The past few months, I’ve been busy finishing my dissertation and doing little else. Now that my committee is reading the goods and deciding my fate (I defend next week), I wanted to draw attention to an interesting series of posts about Kibera on Forbes.com. The series is a part of their Megacities blog, and the posts are authored by Chelina Odbert. Chelina runs a “public spaces” project in Kibera through an organization she co-founded, called Kounkuey Design Initiative. During my time in Kibera, I met Chelina and visited a KDI public space in Undugu grounds. It’s a really cool project. Anyway, here’s a rundown of her blog posts (in the order in which they were posted):
Complexity at Urban Edges
This post introduces the series. Take-away quote: “In my experience, Kibera is not unique; slums, like all cities, are complex organisms that operate at nested scales, from the mega-scaled urban level down to a human-scaled street or community. To try to understand them from only the 10,000 foot perspective does a disservice to the individuals that most organizations working in slums are trying to help.”
Power to the People: The Black Market for Electricity in Kibera (co-authored with Benjamin Twigg)
A profile of a young man who has a business selling pirated electricity to residents (for more, see Genesis Ngari’s post on the same topic). It shows how criminality can be a necessity when the government and private sector fail to provide important public services. Note: There is a miscalculation on the currency exchange. At current rates, 300 KSH is $3-4, not $8-9.

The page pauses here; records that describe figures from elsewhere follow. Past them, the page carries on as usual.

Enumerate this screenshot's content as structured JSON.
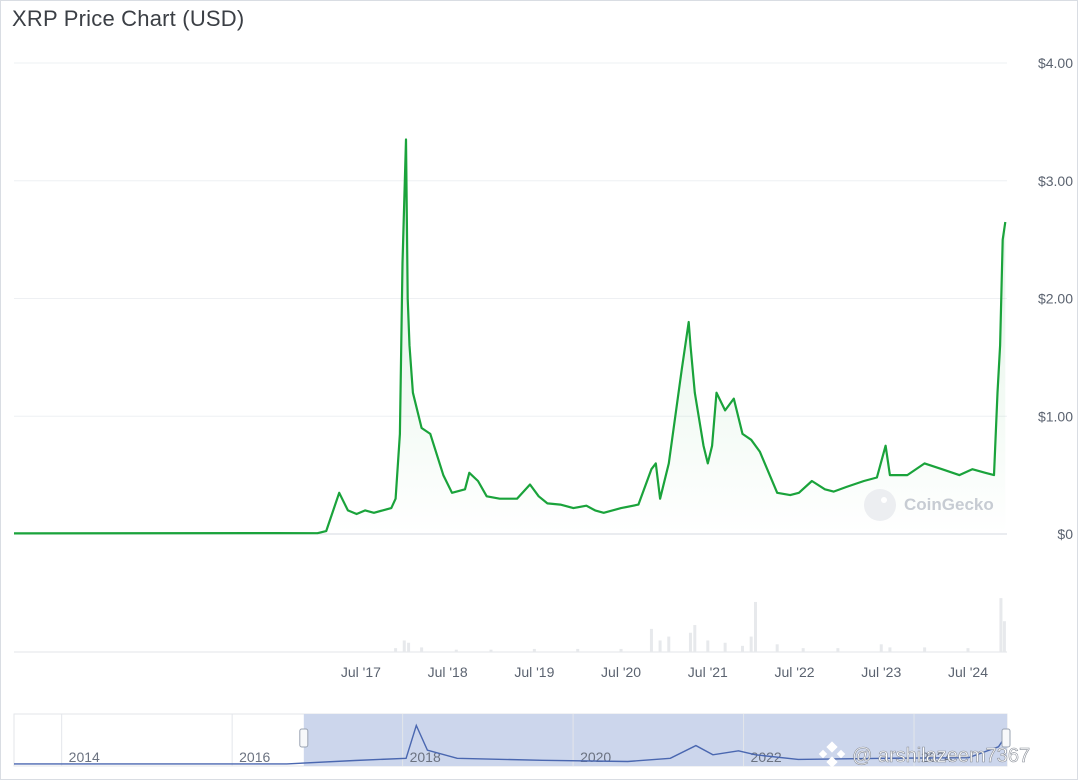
{
  "title": "XRP Price Chart (USD)",
  "chart_data": {
    "type": "line",
    "title": "XRP Price Chart (USD)",
    "xlabel": "",
    "ylabel": "",
    "ylim": [
      0,
      4
    ],
    "y_ticks": [
      {
        "v": 4,
        "label": "$4.00"
      },
      {
        "v": 3,
        "label": "$3.00"
      },
      {
        "v": 2,
        "label": "$2.00"
      },
      {
        "v": 1,
        "label": "$1.00"
      },
      {
        "v": 0,
        "label": "$0"
      }
    ],
    "xlim": [
      2013.5,
      2024.95
    ],
    "x_ticks": [
      {
        "v": 2017.5,
        "label": "Jul '17"
      },
      {
        "v": 2018.5,
        "label": "Jul '18"
      },
      {
        "v": 2019.5,
        "label": "Jul '19"
      },
      {
        "v": 2020.5,
        "label": "Jul '20"
      },
      {
        "v": 2021.5,
        "label": "Jul '21"
      },
      {
        "v": 2022.5,
        "label": "Jul '22"
      },
      {
        "v": 2023.5,
        "label": "Jul '23"
      },
      {
        "v": 2024.5,
        "label": "Jul '24"
      }
    ],
    "grid": true,
    "line_color": "#1aa33b",
    "series": [
      {
        "x": [
          2013.5,
          2016.5,
          2017.0,
          2017.1,
          2017.25,
          2017.35,
          2017.45,
          2017.55,
          2017.65,
          2017.75,
          2017.85,
          2017.9,
          2017.95,
          2017.98,
          2018.02,
          2018.04,
          2018.06,
          2018.1,
          2018.2,
          2018.3,
          2018.45,
          2018.55,
          2018.7,
          2018.75,
          2018.85,
          2018.95,
          2019.1,
          2019.3,
          2019.45,
          2019.55,
          2019.65,
          2019.8,
          2019.95,
          2020.1,
          2020.2,
          2020.3,
          2020.5,
          2020.7,
          2020.85,
          2020.9,
          2020.95,
          2021.05,
          2021.2,
          2021.28,
          2021.3,
          2021.35,
          2021.45,
          2021.5,
          2021.55,
          2021.6,
          2021.7,
          2021.8,
          2021.9,
          2022.0,
          2022.1,
          2022.3,
          2022.45,
          2022.55,
          2022.7,
          2022.85,
          2022.95,
          2023.1,
          2023.3,
          2023.45,
          2023.55,
          2023.6,
          2023.8,
          2024.0,
          2024.2,
          2024.4,
          2024.55,
          2024.7,
          2024.8,
          2024.84,
          2024.87,
          2024.9,
          2024.93
        ],
        "y": [
          0.005,
          0.008,
          0.007,
          0.025,
          0.35,
          0.2,
          0.17,
          0.2,
          0.18,
          0.2,
          0.22,
          0.3,
          0.85,
          2.3,
          3.35,
          2.0,
          1.6,
          1.2,
          0.9,
          0.85,
          0.5,
          0.35,
          0.38,
          0.52,
          0.45,
          0.32,
          0.3,
          0.3,
          0.42,
          0.32,
          0.26,
          0.25,
          0.22,
          0.24,
          0.2,
          0.18,
          0.22,
          0.25,
          0.55,
          0.6,
          0.3,
          0.6,
          1.4,
          1.8,
          1.6,
          1.2,
          0.75,
          0.6,
          0.75,
          1.2,
          1.05,
          1.15,
          0.85,
          0.8,
          0.7,
          0.35,
          0.33,
          0.35,
          0.45,
          0.38,
          0.36,
          0.4,
          0.45,
          0.48,
          0.75,
          0.5,
          0.5,
          0.6,
          0.55,
          0.5,
          0.55,
          0.52,
          0.5,
          1.2,
          1.6,
          2.5,
          2.65
        ]
      }
    ],
    "volume": {
      "x": [
        2017.9,
        2018.0,
        2018.05,
        2018.2,
        2018.6,
        2019.0,
        2019.5,
        2020.0,
        2020.5,
        2020.85,
        2020.95,
        2021.05,
        2021.3,
        2021.35,
        2021.5,
        2021.7,
        2021.9,
        2022.0,
        2022.05,
        2022.3,
        2022.6,
        2023.0,
        2023.5,
        2023.6,
        2024.0,
        2024.5,
        2024.88,
        2024.92
      ],
      "y": [
        0.05,
        0.15,
        0.12,
        0.06,
        0.03,
        0.03,
        0.04,
        0.04,
        0.04,
        0.3,
        0.15,
        0.2,
        0.25,
        0.35,
        0.15,
        0.12,
        0.08,
        0.2,
        0.65,
        0.1,
        0.05,
        0.05,
        0.1,
        0.06,
        0.06,
        0.05,
        0.7,
        0.4
      ]
    },
    "navigator": {
      "x_ticks": [
        {
          "v": 2014,
          "label": "2014"
        },
        {
          "v": 2016,
          "label": "2016"
        },
        {
          "v": 2018,
          "label": "2018"
        },
        {
          "v": 2020,
          "label": "2020"
        },
        {
          "v": 2022,
          "label": "2022"
        },
        {
          "v": 2024,
          "label": "2024"
        }
      ],
      "range": [
        2013.3,
        2024.95
      ],
      "selected": [
        2016.7,
        2024.95
      ],
      "x": [
        2013.3,
        2016.5,
        2017.3,
        2017.9,
        2018.02,
        2018.15,
        2018.5,
        2019.5,
        2020.5,
        2021.0,
        2021.3,
        2021.5,
        2021.8,
        2022.0,
        2022.5,
        2023.5,
        2024.5,
        2024.85,
        2024.95
      ],
      "y": [
        0.005,
        0.008,
        0.3,
        0.5,
        3.35,
        1.2,
        0.5,
        0.32,
        0.22,
        0.5,
        1.6,
        0.8,
        1.15,
        0.8,
        0.4,
        0.5,
        0.55,
        1.5,
        2.6
      ]
    },
    "watermark": "CoinGecko"
  },
  "overlay_watermark": "@ arshilazeem7367"
}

Location, Location, Location: How One Man’s Patio is Another Man’s Paycheck
A profile of a resident who relocated to the UN-HABITAT “slum upgrading” housing. The post focuses on how one resident converted his patio into a convenient store to meet the needs of his fellow residents, but it’s worth noting that any discussion of the KENSUP project is lined with open cans of worms.
The Road to Opportunity: A Family’s Entrepreneurial Journey to Financial Stability (co-authored with Brie Hensold)

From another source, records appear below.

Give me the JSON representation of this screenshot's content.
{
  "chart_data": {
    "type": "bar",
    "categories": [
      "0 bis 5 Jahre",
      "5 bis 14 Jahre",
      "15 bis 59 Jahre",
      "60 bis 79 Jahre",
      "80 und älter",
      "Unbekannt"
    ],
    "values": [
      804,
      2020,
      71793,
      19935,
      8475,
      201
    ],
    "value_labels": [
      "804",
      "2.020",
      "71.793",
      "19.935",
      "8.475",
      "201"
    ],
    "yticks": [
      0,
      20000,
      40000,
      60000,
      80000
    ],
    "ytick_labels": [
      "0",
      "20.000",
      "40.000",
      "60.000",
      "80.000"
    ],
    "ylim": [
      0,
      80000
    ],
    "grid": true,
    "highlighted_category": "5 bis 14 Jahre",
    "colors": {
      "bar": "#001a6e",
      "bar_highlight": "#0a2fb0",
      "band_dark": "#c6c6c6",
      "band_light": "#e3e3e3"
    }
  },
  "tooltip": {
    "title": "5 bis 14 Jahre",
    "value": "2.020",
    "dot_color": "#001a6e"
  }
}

A story about one family’s entrepreneurial journey from selling vegetables on the side of the road to owning a market kiosk to running to a busy restaurant. Toward the end, the story hints at a key challenge of the “slum upgrading” housing: Kibera residents who had thriving businesses near their original homes were put in a difficult spot when they were relocated to new homes on the other side of Kibera. The family profiled in this post now has an hour commute on foot to get to their restaurant.
Taking the High Road? Reformed Youth Turn to Entrepreneurship
I think this is the most interesting post of the series. It focuses on a group of “reformed” criminals who have launched several business ventures, including an informal toll business for passing vehicles. This story demonstrates the normalization and systematization of corruption, something I’ve written about earlier.